La vannerie, très développée au Burundi traditionnel, était aussi ornée de motifs très variés. Ces motifs n’étaient pas peints directement sur l’objet, mais obtenus par le trempage de l’herbe à tresser, dans la vase noir des marais à laquelle on incorporait d’autres substances naturelles, notamment l’inflorescence du régime de banane découpée en petits morceaux.

 

 

29. Vanneries de toutes sortes

Les paniers servent de coffret lors d’un cadeau

et les vanneriesen forme de cercles représentent

les vœux de félicitations ou souhaits adressés.

Le folklore du Burundi s’appuie principalement sur la danse.

 

 

 

 

 

30. Les tambourinaires du Burundi

Les tambourinaires sont les représentants du folklore Burundais.

 

 

 

 

 

 

 

 

 

31.

Cette danse rituelle surprend et fascine, puisqu’elle à la particularité d’être la seule au monde à imposer la cadence aux bateurs-musiciens. Les tambourinaires du Burundi ont étendu leurs succès jusqu’en Europe, et principalement à New York, Berlin, Montréal... .

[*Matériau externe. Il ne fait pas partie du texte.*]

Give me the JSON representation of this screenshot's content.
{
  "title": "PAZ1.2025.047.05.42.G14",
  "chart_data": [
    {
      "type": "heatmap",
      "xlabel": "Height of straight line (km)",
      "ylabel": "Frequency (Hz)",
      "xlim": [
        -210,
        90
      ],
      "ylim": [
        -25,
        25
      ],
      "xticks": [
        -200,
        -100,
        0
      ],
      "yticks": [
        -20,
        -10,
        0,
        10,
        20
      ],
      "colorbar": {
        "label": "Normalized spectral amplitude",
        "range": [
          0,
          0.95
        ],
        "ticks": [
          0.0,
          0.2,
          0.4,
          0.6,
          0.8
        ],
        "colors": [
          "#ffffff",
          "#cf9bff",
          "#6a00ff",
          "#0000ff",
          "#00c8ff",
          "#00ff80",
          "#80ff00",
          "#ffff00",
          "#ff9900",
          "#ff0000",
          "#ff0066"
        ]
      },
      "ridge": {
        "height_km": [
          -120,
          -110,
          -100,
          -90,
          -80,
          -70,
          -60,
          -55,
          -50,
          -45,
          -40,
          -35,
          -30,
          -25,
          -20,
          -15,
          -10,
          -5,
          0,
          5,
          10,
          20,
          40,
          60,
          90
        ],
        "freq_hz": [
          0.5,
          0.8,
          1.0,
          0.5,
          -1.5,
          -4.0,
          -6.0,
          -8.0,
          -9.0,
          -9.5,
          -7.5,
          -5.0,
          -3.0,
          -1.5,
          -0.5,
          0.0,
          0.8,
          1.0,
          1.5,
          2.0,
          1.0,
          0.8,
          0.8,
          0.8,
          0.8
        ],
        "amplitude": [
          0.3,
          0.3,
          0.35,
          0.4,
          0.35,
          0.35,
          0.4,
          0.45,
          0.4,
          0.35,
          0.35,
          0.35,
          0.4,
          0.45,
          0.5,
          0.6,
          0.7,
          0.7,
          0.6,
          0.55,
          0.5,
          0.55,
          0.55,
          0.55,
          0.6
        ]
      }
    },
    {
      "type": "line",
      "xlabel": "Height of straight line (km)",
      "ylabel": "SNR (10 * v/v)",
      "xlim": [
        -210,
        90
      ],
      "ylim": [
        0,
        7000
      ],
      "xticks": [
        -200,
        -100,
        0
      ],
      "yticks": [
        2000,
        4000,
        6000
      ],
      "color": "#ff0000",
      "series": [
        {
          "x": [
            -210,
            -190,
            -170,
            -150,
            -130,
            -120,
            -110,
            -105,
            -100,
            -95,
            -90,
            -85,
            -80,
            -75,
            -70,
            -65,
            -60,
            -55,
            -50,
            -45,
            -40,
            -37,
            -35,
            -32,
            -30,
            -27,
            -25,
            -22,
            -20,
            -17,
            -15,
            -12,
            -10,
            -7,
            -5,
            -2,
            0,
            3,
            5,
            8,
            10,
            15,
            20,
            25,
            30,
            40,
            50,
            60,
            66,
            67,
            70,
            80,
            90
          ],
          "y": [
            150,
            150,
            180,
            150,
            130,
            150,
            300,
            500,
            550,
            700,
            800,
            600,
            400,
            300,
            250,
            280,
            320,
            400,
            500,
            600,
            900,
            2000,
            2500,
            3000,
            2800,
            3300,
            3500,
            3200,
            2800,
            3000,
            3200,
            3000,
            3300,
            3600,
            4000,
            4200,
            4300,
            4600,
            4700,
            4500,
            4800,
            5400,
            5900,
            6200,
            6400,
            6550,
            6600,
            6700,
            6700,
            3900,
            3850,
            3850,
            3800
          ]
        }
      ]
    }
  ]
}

(cf. Histoire des tambours, Musique du tambour)

 

 

Les danseurs Intore perpétuent une tradition que leur ont léguée leurs ancêtres. Ceux-ci, vêtus de peaux de léopards, comme l’indique leur nom, célébraient leurs exploits guerriers par des danses, en mimant les combats qu’ils avaient remportés et en dialoguant avec le gardien de la coutume qui les accompagne, pour en faire le récit.

 

 

 

 

 

 

32. Les danseurs Intore

Les danseurs Intore effectuent eux aussi une danse guerrière très réputée. Celle-ci à pour but de maître en scène des rythmes de guerriers, des scènes de guerres, sans bien sur exclure la grâce.

 

 

 

 

 

 

 

 

 

33. Les danseurs Intore de Bwambarangwe

Ils sont les représentants les plus célèbres du folklore du Burundi à l’étranger, avec les tambourinaires de Gishora.

  

 

Le folklore se traduit par bien d’autres modèles. Les chansons des jeunes filles, leur danses, racontent des événements de la vie quotidienne, le mariage, la mort, le travail et les biens faits de la terre... .

 

 

 

 

 

 34. Jeunes femmes habillées en costume national

pour la fête de la dote d’une de leurs amies.

 

 

 

 

 

 

35. Jeunes filles dansant

  

 

Des instruments mystérieux tels que la cithare, l’ikembe, le umuduri et l’indonongo font parti intégrante du folklore burundais.

 

 

 

 

 

 

 

 

36. Umuduri

Arc musical à une corde, équipé de calebasses.

 

 

 

 

 

 

 

 

 

 

 

 

 

  37. L’Inanga

Ce cithare accompagne les mélopées des soirées familiales.

 

 

 

L’histoire des tambours sacrés du Burundi

Les tambours du Burundi ont un rôle prépondérant au cœur de la nation burundaise et certains ont été qualifiés de sacrés, car ils exerçaient une fonction et un rôle bien particulier au sein même du pays.

Les tambours sacrés

La signification des tambours sacrés

Du temps de la monarchie dont l’origine remonte du XVI ème au XVII ème siècle, le tambour sacré était un mythe du pays, symbole de la souveraineté du roi. Le roi était le père de toute la Nation et régnait en maître absolu. Il était propriétaire éminent de toutes les terres du Pays. Le tambour sacré du Burundi assurait donc la protection du pays.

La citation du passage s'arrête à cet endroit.